Overnight action’s new info…
The plunge initially extended to 2624.25, stopping optimistically short of touching Tuesday afternoon’s 2623.25 low. A bounce to 2630.50 was retraced entirely back to the low, which was recovered back up to 2630.50. Europe’s opens were greeted at the upper-end of this channel, which then broke higher to 2636.25. Now that has been retraced entirely back down to 2628.00.
If, then…
Isolating the overnight lower lows by opening Thursday back above 2635.00-2638.00 would be bullish. That was being attempted after Europe’s opens, and now not so much. There’s still time, but only a little. Retesting overnight lows and recovering into the noon hour might still be able to launch a recovery. In either case, the upside reward is a retest of Wednesday’s 2658.50 high, which would all but ensure retesting Monday’s 2783.25 high. Extending yesterday afternoon’s plunge could start to topple the dominoes still waiting below. .
First Trade…
[Click here to view the Bias parameters] Exiting the open at 9:45 under 2633.00 would be unlikely to trigger the 2638.25 bias-up signal at 10:15. Exiting the open above 2630.50 would be unlikely to trigger the 2626.00 bias-down signal.
Morning Bias
| THU morning signal (triggered at 10:15 ET) | SPX | ES |
| Bias-up: above | 2640.75 | 2638.25 |
| …would target | 2648.50 | 2646.00 |
| Bias-down: under | 2628.25 | 2626.00 |
| …would target | 2620.75 | 2618.50 |
| Signal status: BIAS-DOWN, BIAS-DOWN TARGET EXCEEDED | FAQ | |
| Flowcharts: Bias-UP // Bias-DN INTRO VIDEOS #1 and #2 |
||
1. At 10:15, trading above the bias-up signal or under the bias-down signal would put into play a test of its bias-up or bias-down target.

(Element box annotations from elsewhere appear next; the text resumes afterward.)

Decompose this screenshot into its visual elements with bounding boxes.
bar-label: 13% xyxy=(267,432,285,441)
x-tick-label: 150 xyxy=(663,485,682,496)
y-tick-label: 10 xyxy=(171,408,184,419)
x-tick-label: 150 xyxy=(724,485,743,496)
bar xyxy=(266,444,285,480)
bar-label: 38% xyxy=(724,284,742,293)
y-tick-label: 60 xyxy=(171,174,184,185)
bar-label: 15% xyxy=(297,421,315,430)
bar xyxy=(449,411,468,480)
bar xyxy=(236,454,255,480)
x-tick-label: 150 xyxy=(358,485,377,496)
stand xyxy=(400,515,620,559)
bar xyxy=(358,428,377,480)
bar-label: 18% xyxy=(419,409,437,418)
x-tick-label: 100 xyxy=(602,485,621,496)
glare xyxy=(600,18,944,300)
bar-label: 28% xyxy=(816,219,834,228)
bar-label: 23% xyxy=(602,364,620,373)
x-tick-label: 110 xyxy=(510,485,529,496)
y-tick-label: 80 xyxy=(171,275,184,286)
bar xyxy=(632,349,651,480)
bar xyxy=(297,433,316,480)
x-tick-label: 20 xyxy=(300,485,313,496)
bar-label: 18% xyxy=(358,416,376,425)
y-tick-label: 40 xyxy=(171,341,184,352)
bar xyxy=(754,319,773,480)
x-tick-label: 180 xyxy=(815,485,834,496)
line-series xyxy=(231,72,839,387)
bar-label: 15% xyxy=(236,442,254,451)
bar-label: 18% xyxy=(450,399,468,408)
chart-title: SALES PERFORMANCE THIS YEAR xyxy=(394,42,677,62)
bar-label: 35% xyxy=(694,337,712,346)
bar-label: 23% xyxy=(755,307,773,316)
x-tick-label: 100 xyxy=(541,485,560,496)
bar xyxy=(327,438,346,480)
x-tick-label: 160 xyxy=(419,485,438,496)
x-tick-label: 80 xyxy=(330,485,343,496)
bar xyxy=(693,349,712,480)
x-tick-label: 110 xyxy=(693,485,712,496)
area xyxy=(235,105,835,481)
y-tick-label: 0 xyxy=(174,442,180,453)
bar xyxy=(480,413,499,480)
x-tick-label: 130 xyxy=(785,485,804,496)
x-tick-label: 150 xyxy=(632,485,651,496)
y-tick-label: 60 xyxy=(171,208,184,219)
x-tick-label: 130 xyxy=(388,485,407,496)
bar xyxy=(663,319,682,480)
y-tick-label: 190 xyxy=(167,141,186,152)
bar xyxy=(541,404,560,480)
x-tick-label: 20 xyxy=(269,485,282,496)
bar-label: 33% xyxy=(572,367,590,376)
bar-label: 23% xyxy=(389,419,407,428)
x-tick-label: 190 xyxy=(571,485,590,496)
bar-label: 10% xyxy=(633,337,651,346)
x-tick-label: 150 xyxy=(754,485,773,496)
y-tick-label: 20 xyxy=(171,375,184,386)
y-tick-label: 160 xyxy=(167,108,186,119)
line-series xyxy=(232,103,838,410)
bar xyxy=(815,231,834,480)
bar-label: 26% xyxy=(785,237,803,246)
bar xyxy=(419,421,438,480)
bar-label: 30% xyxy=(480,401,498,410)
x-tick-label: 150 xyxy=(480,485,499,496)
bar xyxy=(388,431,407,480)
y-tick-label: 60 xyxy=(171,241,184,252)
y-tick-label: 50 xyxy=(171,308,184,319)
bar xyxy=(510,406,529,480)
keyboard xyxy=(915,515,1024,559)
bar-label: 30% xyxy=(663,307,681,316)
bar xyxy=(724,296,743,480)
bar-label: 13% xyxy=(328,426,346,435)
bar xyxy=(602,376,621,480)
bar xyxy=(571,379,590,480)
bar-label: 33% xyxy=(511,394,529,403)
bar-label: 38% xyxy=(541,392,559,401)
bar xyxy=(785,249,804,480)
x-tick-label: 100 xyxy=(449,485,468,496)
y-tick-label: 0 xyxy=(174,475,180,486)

2. Not triggering either bias signal at 10:15 would be “no-bias,” and the bias signals should define the bias environment’s range.
— A test of the opposite bias signal would be targeted if one bias signal was tested before triggering no-bias.
3. Touching the bias signal within 3 minutes either way of 10:15 would invoke a grace period through 10:30 to trigger a late signal.
— “Late” signals don’t require testing the opposite bias signal, but it’s still likely.
4. Still testing the bias signal at 10:30 after invoking the grace period would trigger “noN-bias,” with no bias influence.